记一次项目中协议解析代码重构

现在项目里的协议解析很混乱,而且不能复用父类的解析代码,新人扩展协议很麻烦,尤其会把代码写的很丑陋,比如下面这样:

要解析的协议格式:


<SyncUploadRequestUnit>
        <Parameter name="ContentName" value="L1NhbXBsZS9iYWNrdXAudGFyLmd6LjA="/>
        <Parameter name="DataType" value="U2FtcGxl"/>
        <Parameter name="PublishDate" value="2013-12-04"/>
        <Parameter name="EffectiveDate" value="2013-12-04"/>
        <Parameter name="EffectiveTime" value="07:47:00"/>
        <Parameter name="FileName" value="L1NhbXBsZS9iYWNrdXAudGFyLmd6"/>
        <Parameter name="UnassignFlag" value="N"/>
        <Parameter name="CRCValue" value="766D29E5"/>
        <Parameter name="AssignmentId" value=""/>
        <Parameter name="Title" value="YmFja3Vw"/>
        <Parameter name="Keywords" value=""/>
        <Parameter name="Version" value=""/>
        <EfbList>
          <Parameter name="EfbName" value="EFB-1"/>
          <Parameter name="EfbName" value="EFB-2"/>
        </EfbList>
        <DepList>
          <Content>
            <Parameter name="DataType" value="U2FtcGxl "/>
            <Parameter name="FileName" value="dGVzdDIudHh0 "/>
            <Parameter name="Revision" value="MjIy "/>
          </Content>
          <Content>
            <Parameter name="DataType" value="L1NhbXBsZS9iYWNrdXAudGFyLmd6LjA="/>
            <Parameter name="FileName" value="dGVzdDIudHh0 "/>
            <Parameter name="Revision" value="MjIy "/>
          </Content>
        </DepList>
      </SyncUploadRequestUnit>

解析代码,每个子类都得实现自己的:


def parse(data, encoded=True):

    syncUnitDOM = parseXmlString(data)
    syncUnitNode = syncUnitDOM.childNodes[0]

    paramMap = {}
    efbList = []
    depList = []

    for syncUnitChildNode in syncUnitNode.childNodes:

        if syncUnitChildNode.nodeName == PARAMETER_TAG:
            name = str(syncUnitChildNode.getAttribute(NAME_TAG))
            value = str(syncUnitChildNode.getAttribute(VALUE_TAG))
            paramMap[name] = value

        elif syncUnitChildNode.nodeName == EFBLIST_TAG:

            efbListParameterList = syncUnitChildNode.getElementsByTagName(PARAMETER_TAG)

            for efbListNode in efbListParameterList:
                if str(efbListNode.getAttribute(NAME_TAG)) == EFB_NAME:
                    efbList.append(str(efbListNode.getAttribute(VALUE_TAG)))

        elif syncUnitChildNode.nodeName == DEPLIST_TAG:

            for contentNode in syncUnitChildNode.childNodes:

                if contentNode.nodeName == CONTENT_TAG:

                    content = {}

                    for conParamNode in contentNode.getElementsByTagName(PARAMETER_TAG):

                        paramName = str(conParamNode.getAttribute(NAME_TAG))

                        if paramName in ENCODED_TAGS and encoded:
                            content[paramName] = decode(str(conParamNode.getAttribute(VALUE_TAG)))
                        else:
                            content[paramName] = str(conParamNode.getAttribute(VALUE_TAG))

                    depList.append(content)

不管别人舒不舒服,我受不了了。这种情况必须得改善,一开始想到的是go 语言解析xml那种方式,后来又觉得像声明orm model那样更方便,看了peewee这个orm框架后就开工了,下面是一个model的描述:


class SyncUploadRequestUnit(Model):

    content_name = ParameterField('ContentName')

    data_type = ParameterField('DataType')

    publish_date = ParameterField('PublishDate')

    effective_time = ParameterField('EffectiveTime')

    effective_date = ParameterField('EffectiveDate')

    filename = ParameterField('FileName')

    unassign_flag = ParameterField('UnassignFlag')

    crc_value = ParameterField('CRCValue')

    assignment_id = ParameterField('AssignmentId')

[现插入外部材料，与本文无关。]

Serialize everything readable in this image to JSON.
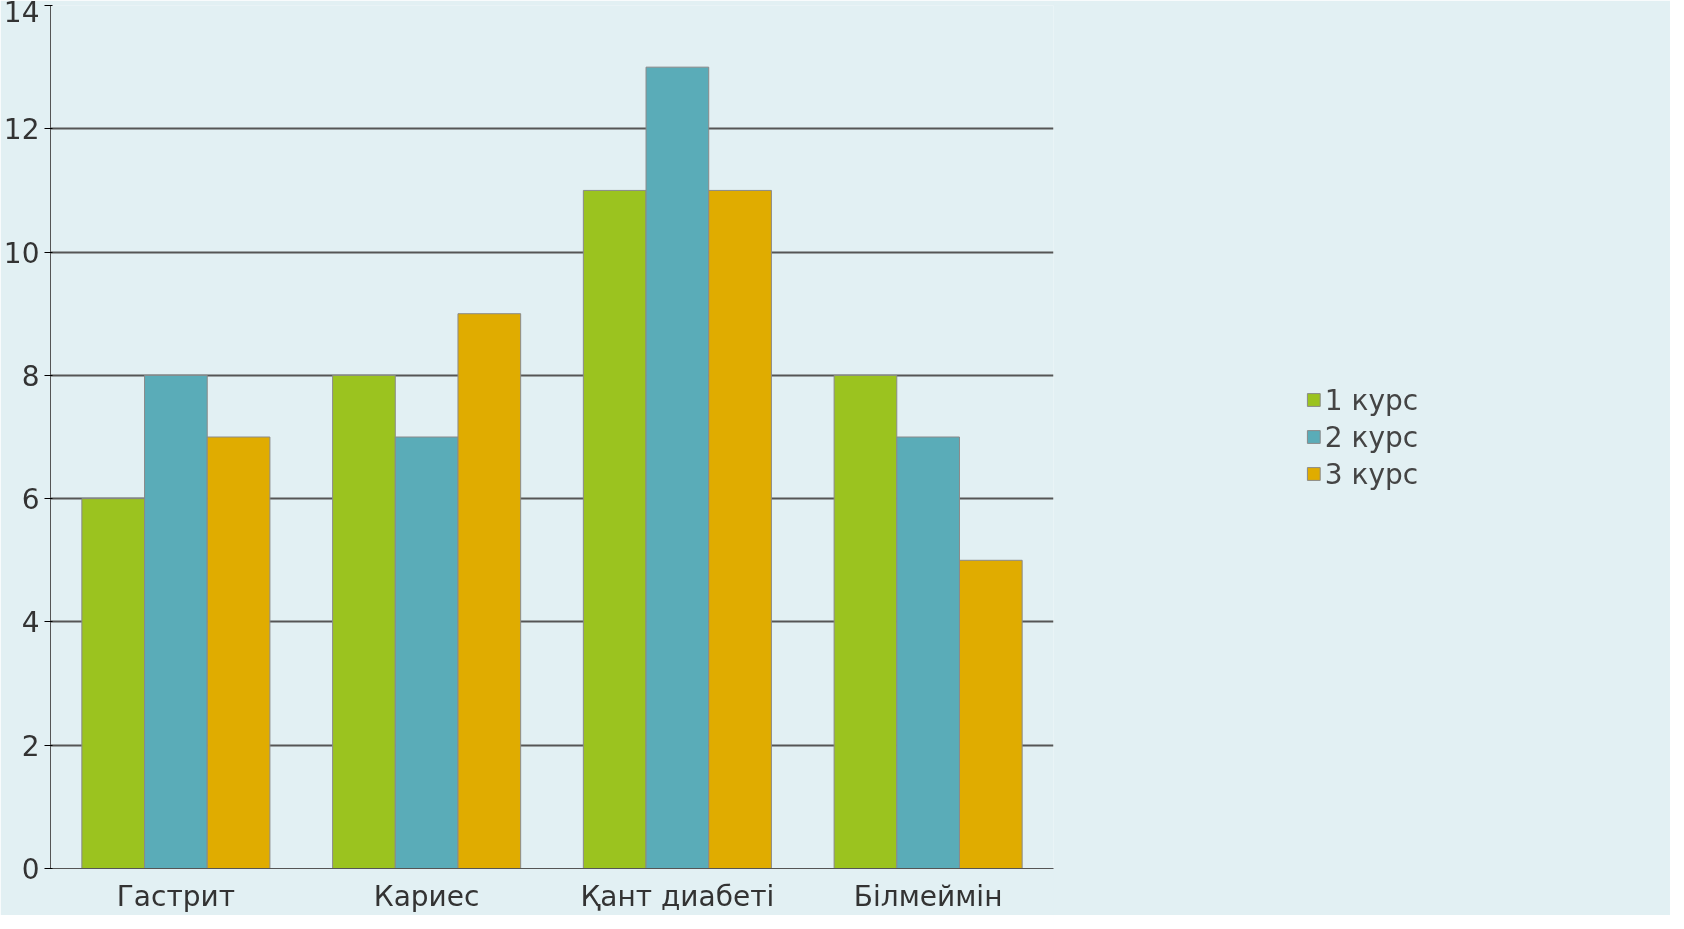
{
  "chart_data": {
    "type": "bar",
    "categories": [
      "Гастрит",
      "Кариес",
      "Қант диабеті",
      "Білмеймін"
    ],
    "series": [
      {
        "name": "1 курс",
        "color": "#9bc31f",
        "values": [
          6,
          8,
          11,
          8
        ]
      },
      {
        "name": "2 курс",
        "color": "#5aacb8",
        "values": [
          8,
          7,
          13,
          7
        ]
      },
      {
        "name": "3 курс",
        "color": "#e0ac00",
        "values": [
          7,
          9,
          11,
          5
        ]
      }
    ],
    "ylim": [
      0,
      14
    ],
    "yticks": [
      0,
      2,
      4,
      6,
      8,
      10,
      12,
      14
    ],
    "grid": "y",
    "legend": "right"
  }
}
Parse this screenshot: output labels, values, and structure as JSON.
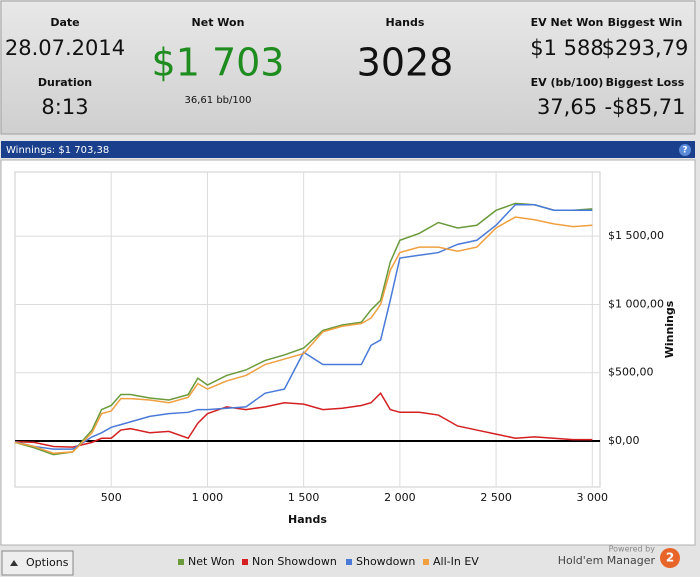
{
  "stats": {
    "date_label": "Date",
    "date": "28.07.2014",
    "duration_label": "Duration",
    "duration": "8:13",
    "net_won_label": "Net Won",
    "net_won": "$1 703",
    "bb_per_100": "36,61 bb/100",
    "hands_label": "Hands",
    "hands": "3028",
    "ev_net_won_label": "EV Net Won",
    "ev_net_won": "$1 588",
    "biggest_win_label": "Biggest Win",
    "biggest_win": "$293,79",
    "ev_bb_label": "EV (bb/100)",
    "ev_bb": "37,65",
    "biggest_loss_label": "Biggest Loss",
    "biggest_loss": "-$85,71"
  },
  "help": "?",
  "options": "Options",
  "powered_by": "Powered by",
  "brand": "Hold'em Manager",
  "brand_badge": "2",
  "chart_data": {
    "type": "line",
    "title": "Winnings: $1 703,38",
    "xlabel": "Hands",
    "ylabel": "Winnings",
    "grid": true,
    "x": [
      0,
      100,
      200,
      300,
      400,
      450,
      500,
      550,
      600,
      700,
      800,
      900,
      950,
      1000,
      1100,
      1200,
      1300,
      1400,
      1500,
      1600,
      1700,
      1800,
      1850,
      1900,
      1950,
      2000,
      2100,
      2200,
      2300,
      2400,
      2500,
      2600,
      2700,
      2800,
      2900,
      3000
    ],
    "series": [
      {
        "name": "Net Won",
        "color": "#6a9a3a",
        "values": [
          -10,
          -50,
          -100,
          -80,
          80,
          230,
          260,
          340,
          340,
          315,
          300,
          340,
          460,
          410,
          480,
          520,
          590,
          630,
          680,
          810,
          850,
          870,
          960,
          1030,
          1310,
          1470,
          1520,
          1600,
          1560,
          1580,
          1690,
          1740,
          1730,
          1690,
          1690,
          1700
        ]
      },
      {
        "name": "Non Showdown",
        "color": "#d42020",
        "values": [
          -5,
          -10,
          -40,
          -45,
          -10,
          20,
          20,
          80,
          90,
          60,
          70,
          20,
          130,
          200,
          250,
          230,
          250,
          280,
          270,
          230,
          240,
          260,
          280,
          350,
          230,
          210,
          210,
          190,
          110,
          80,
          50,
          20,
          30,
          20,
          10,
          10
        ]
      },
      {
        "name": "Showdown",
        "color": "#4a7ad8",
        "values": [
          -5,
          -40,
          -60,
          -60,
          30,
          60,
          100,
          120,
          140,
          180,
          200,
          210,
          230,
          230,
          240,
          250,
          350,
          380,
          650,
          560,
          560,
          560,
          700,
          740,
          1030,
          1340,
          1360,
          1380,
          1440,
          1470,
          1580,
          1730,
          1730,
          1690,
          1690,
          1690
        ]
      },
      {
        "name": "All-In EV",
        "color": "#f0a040",
        "values": [
          -10,
          -40,
          -90,
          -80,
          60,
          200,
          220,
          310,
          310,
          300,
          280,
          320,
          420,
          380,
          440,
          480,
          560,
          600,
          640,
          800,
          840,
          860,
          900,
          1000,
          1250,
          1380,
          1420,
          1420,
          1390,
          1420,
          1560,
          1640,
          1620,
          1590,
          1570,
          1580
        ]
      }
    ],
    "xlim": [
      0,
      3040
    ],
    "ylim": [
      -337,
      1970
    ],
    "xticks": [
      {
        "value": 500,
        "label": "500"
      },
      {
        "value": 1000,
        "label": "1 000"
      },
      {
        "value": 1500,
        "label": "1 500"
      },
      {
        "value": 2000,
        "label": "2 000"
      },
      {
        "value": 2500,
        "label": "2 500"
      },
      {
        "value": 3000,
        "label": "3 000"
      }
    ],
    "yticks": [
      {
        "value": 0,
        "label": "$0,00"
      },
      {
        "value": 500,
        "label": "$500,00"
      },
      {
        "value": 1000,
        "label": "$1 000,00"
      },
      {
        "value": 1500,
        "label": "$1 500,00"
      }
    ]
  }
}
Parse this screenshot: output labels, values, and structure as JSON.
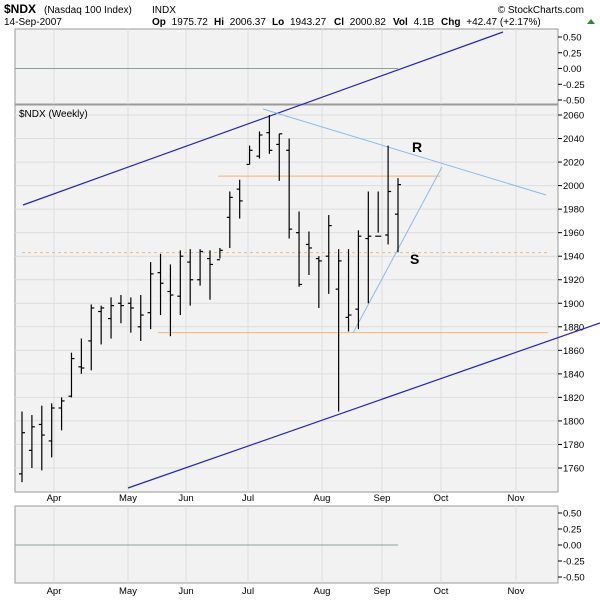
{
  "header": {
    "symbol": "$NDX",
    "name": "(Nasdaq 100 Index)",
    "exchange": "INDX",
    "date": "14-Sep-2007",
    "stats": [
      {
        "label": "Op",
        "value": "1975.72"
      },
      {
        "label": "Hi",
        "value": "2006.37"
      },
      {
        "label": "Lo",
        "value": "1943.27"
      },
      {
        "label": "Cl",
        "value": "2000.82"
      },
      {
        "label": "Vol",
        "value": "4.1B"
      },
      {
        "label": "Chg",
        "value": "+42.47 (+2.17%)"
      }
    ],
    "watermark": "© StockCharts.com",
    "up_marker_color": "#2e8b2e"
  },
  "chart_data": [
    {
      "type": "line",
      "panel": "top-indicator",
      "yticks": [
        "0.50",
        "0.25",
        "0.00",
        "-0.25",
        "-0.50"
      ],
      "ylim": [
        -0.5,
        0.5
      ],
      "series": [
        {
          "values": [
            0.0
          ]
        }
      ]
    },
    {
      "type": "ohlc",
      "panel": "price",
      "title": "$NDX (Weekly)",
      "ylim": [
        1745,
        2068
      ],
      "yticks": [
        1760,
        1780,
        1800,
        1820,
        1840,
        1860,
        1880,
        1900,
        1920,
        1940,
        1960,
        1980,
        2000,
        2020,
        2040,
        2060
      ],
      "xticks": [
        "Apr",
        "May",
        "Jun",
        "Jul",
        "Aug",
        "Sep",
        "Oct",
        "Nov"
      ],
      "grid": true,
      "bars": [
        {
          "o": 1755,
          "h": 1808,
          "l": 1748,
          "c": 1790
        },
        {
          "o": 1775,
          "h": 1805,
          "l": 1760,
          "c": 1795
        },
        {
          "o": 1797,
          "h": 1813,
          "l": 1758,
          "c": 1788
        },
        {
          "o": 1783,
          "h": 1815,
          "l": 1769,
          "c": 1811
        },
        {
          "o": 1811,
          "h": 1820,
          "l": 1792,
          "c": 1817
        },
        {
          "o": 1821,
          "h": 1858,
          "l": 1820,
          "c": 1853
        },
        {
          "o": 1846,
          "h": 1870,
          "l": 1840,
          "c": 1845
        },
        {
          "o": 1868,
          "h": 1899,
          "l": 1843,
          "c": 1896
        },
        {
          "o": 1893,
          "h": 1898,
          "l": 1865,
          "c": 1896
        },
        {
          "o": 1887,
          "h": 1905,
          "l": 1870,
          "c": 1898
        },
        {
          "o": 1900,
          "h": 1907,
          "l": 1883,
          "c": 1898
        },
        {
          "o": 1900,
          "h": 1905,
          "l": 1875,
          "c": 1896
        },
        {
          "o": 1880,
          "h": 1907,
          "l": 1868,
          "c": 1890
        },
        {
          "o": 1892,
          "h": 1935,
          "l": 1878,
          "c": 1925
        },
        {
          "o": 1926,
          "h": 1942,
          "l": 1890,
          "c": 1917
        },
        {
          "o": 1910,
          "h": 1933,
          "l": 1872,
          "c": 1907
        },
        {
          "o": 1906,
          "h": 1945,
          "l": 1890,
          "c": 1940
        },
        {
          "o": 1935,
          "h": 1946,
          "l": 1898,
          "c": 1920
        },
        {
          "o": 1920,
          "h": 1946,
          "l": 1915,
          "c": 1944
        },
        {
          "o": 1938,
          "h": 1945,
          "l": 1903,
          "c": 1933
        },
        {
          "o": 1937,
          "h": 1947,
          "l": 1938,
          "c": 1945
        },
        {
          "o": 1973,
          "h": 1995,
          "l": 1947,
          "c": 1990
        },
        {
          "o": 1997,
          "h": 2005,
          "l": 1972,
          "c": 1987
        },
        {
          "o": 2018,
          "h": 2034,
          "l": 2018,
          "c": 2030
        },
        {
          "o": 2025,
          "h": 2046,
          "l": 2023,
          "c": 2043
        },
        {
          "o": 2045,
          "h": 2060,
          "l": 2027,
          "c": 2030
        },
        {
          "o": 2035,
          "h": 2044,
          "l": 2004,
          "c": 2044
        },
        {
          "o": 2030,
          "h": 2040,
          "l": 1955,
          "c": 1963
        },
        {
          "o": 1960,
          "h": 1978,
          "l": 1914,
          "c": 1916
        },
        {
          "o": 1950,
          "h": 1961,
          "l": 1924,
          "c": 1947
        },
        {
          "o": 1938,
          "h": 1940,
          "l": 1896,
          "c": 1936
        },
        {
          "o": 1940,
          "h": 1975,
          "l": 1908,
          "c": 1966
        },
        {
          "o": 1912,
          "h": 1946,
          "l": 1808,
          "c": 1936
        },
        {
          "o": 1888,
          "h": 1946,
          "l": 1876,
          "c": 1890
        },
        {
          "o": 1895,
          "h": 1962,
          "l": 1878,
          "c": 1957
        },
        {
          "o": 1955,
          "h": 1995,
          "l": 1900,
          "c": 1957
        },
        {
          "o": 1957,
          "h": 1995,
          "l": 1960,
          "c": 1957
        },
        {
          "o": 1958,
          "h": 2034,
          "l": 1950,
          "c": 1995
        },
        {
          "o": 1975.72,
          "h": 2006.37,
          "l": 1943.27,
          "c": 2000.82
        }
      ],
      "annotations": [
        {
          "text": "R",
          "color": "#dd1111"
        },
        {
          "text": "S",
          "color": "#1a3cc8"
        }
      ],
      "colors": {
        "bars": "#000000",
        "channel": "#2222cc",
        "trend": "#88bbee",
        "support_resistance": "#f3b47a"
      }
    },
    {
      "type": "line",
      "panel": "bottom-indicator",
      "yticks": [
        "0.50",
        "0.25",
        "0.00",
        "-0.25",
        "-0.50"
      ],
      "ylim": [
        -0.5,
        0.5
      ],
      "xticks": [
        "Apr",
        "May",
        "Jun",
        "Jul",
        "Aug",
        "Sep",
        "Oct",
        "Nov"
      ],
      "series": [
        {
          "values": [
            0.0
          ]
        }
      ]
    }
  ]
}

    title = ParameterField('Title')

    keywords = ParameterField('Keywords')

    version = ParameterField('Version')

    efb_list = StringListField('EfbList', 'EfbName')

    dep_list = ModelListField('DepList', Content)

看着很直观是不是,下面是其基类


import base64
import xml.etree.ElementTree as ET


BEGIN_TAG = 'CM'
PARAMETER_TAG = 'Parameter'
ENCODED_TAGS = ['DataType', 'FileName', 'ContentName', 'Revision', 'Title']

def encode(value):
    return base64.encodestring(value.encode('utf-8'))

def decode(value):
    return base64.decodestring(value).decode('utf-8')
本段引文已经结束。